Syahganda di Jakarta, Jumat, menyebutkan di negara
yang menganut demokrasi serta memerankan hukum secara tegas untuk
menghadapi kejahatan korupsi, justru tercipta sebuah penistaan yang
melahirkan efek jera.
Menurut dia, sejumlah negara yang berlaku
keras pada korupsi itu kerap membuat sang koruptor dipermalukan di
hadapan publik atau menjadikan kehidupannya merana lantaran perlakuan
sistem hukumnya begitu berat dalam mengganjar koruptor di samping
berkembangnya kontrol dan moral sosial yang tak menaruh hormat sedikit
pun pada keberadaan penjahat kerah putih itu.
Bahkan, kata
Syahganda, untuk negara tertentu kejahatan sang koruptor bisa pula
dikenai hukuman mati seperti diberlakukan oleh China.
Ia menilai
Indonesia tak terlalu keras dalam menjerat sekaligus menghukum para
koruptor sehingga tak membuat perilaku korupsi otomatis dihindari semua
pihak dan pencerminan hukum yang lemah itu, sejumlah koruptor acap kali
leluasa berkeliaran tanpa terkena sentuhan penegak hukum.
Begitu
pun mereka yang mudah keluar masuk penjara setelah dihukum dan sebagian
lagi tak peduli dengan hukuman mengingat masa penjaranya yang pendek.
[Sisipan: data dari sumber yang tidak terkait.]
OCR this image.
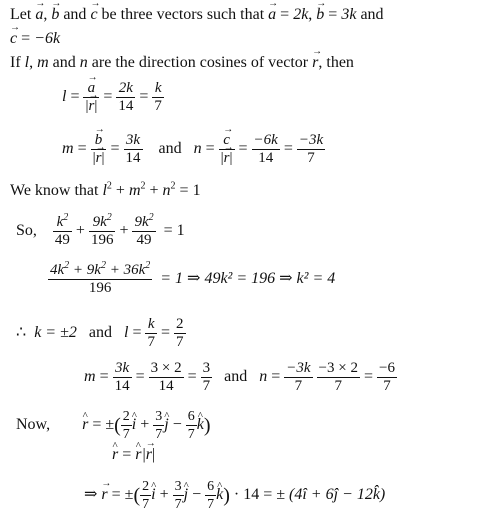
Let → a, → b and → c be three vectors such that → a = 2k, → b = 3k and
→ c = −6k
If l, m and n are the direction cosines of vector → r, then
l = → $\frac{a}{|\to r|} = \frac{2k}{14} = \frac{k}{7}$
m = → $\frac{b}{|\to r|} = \frac{3k}{14}$ and n = → $\frac{c}{|\to r|} = \frac{-6k}{14} = \frac{-3k}{7}$
We know that $l^2 + m^2 + n^2 = 1$
So, $\frac{k^2}{49} + \frac{9k^2}{196} + \frac{9k^2}{49} = 1$
$\frac{4k^2 + 9k^2 + 36k^2}{196} = 1$ ⇒ 49k² = 196 ⇒ k² = 4
∴ k = ±2 and $l = \frac{k}{7} = \frac{2}{7}$
$m = \frac{3k}{14} = \frac{3 \times 2}{14} = \frac{3}{7}$ and $n = \frac{-3k}{7}$
$\frac{-3 \times 2}{7} = \frac{-6}{7}$
Now, ^ r = ±( $\frac{2}{7}$ ^ $i + \frac{3}{7}$ ^ $j - \frac{6}{7}$ ^ k)
^ r = ^ r|→ r|
⇒ → r = ±( $\frac{2}{7}$ ^ $i + \frac{3}{7}$ ^ $j - \frac{6}{7}$ ^ k) · 14 = ± (4î + 6ĵ − 12k̂)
"Tentu saja, dimensi hukum yang banyak celah kekurangan ini bisa
dipandang memberi toleransi pada kejahatan korupsi," jelas Syahganda,
seraya menegaskan umumnya koruptor mendapat hukuman ringan.
Sementara
itu, katanya, situasi kemasyarakatan di tanah air cenderung mudah
"bersahabat" alias tak membiasakan pengucilan terhadap seseorang yang
terlibat korupsi.
Dengan demikian, kondisi sosial di Indonesia sebenarnya belum
memperlakukan koruptor sebagai musuh bersama, yang selain harus mendapat
hukuman serius dari negara, harkat pribadi koruptor yang tercoreng itu
juga patut direndahkan di tengah masyarakat.
"Jadi, jangan lagi ada kasus seorang koruptor seusai pembebasannya,
lalu dipromosikan dengan jabatan. Ini merupakan penghinaan kepada
masyarakat luas," ujarnya.
Terkait adanya pejabat yang mundur dalam kasus dugaan korupsi,
Syahganda menegaskan hal itu bukan suatu keistimewaan karena telah
berlaku di berbagai negara sebagai bentuk pertanggungjawaban moral
publik.
Ia berharap perbaikan tatanan hukum mendasar guna mendudukkan
kejahatan besar korupsi melalui penerapan sanksi hukum seberat-beratnya
dan menjadikan para koruptor dimiskinkan untuk dinistakan kehidupan
sosial dan ekonominya.
Upaya membangun kerangka hukum yang kuat dan budaya penistaan
koruptor, katanya, memerlukan perwujudan cepat demi tercapainya
kemartabatan bangsa dan negara yang bebas korupsi.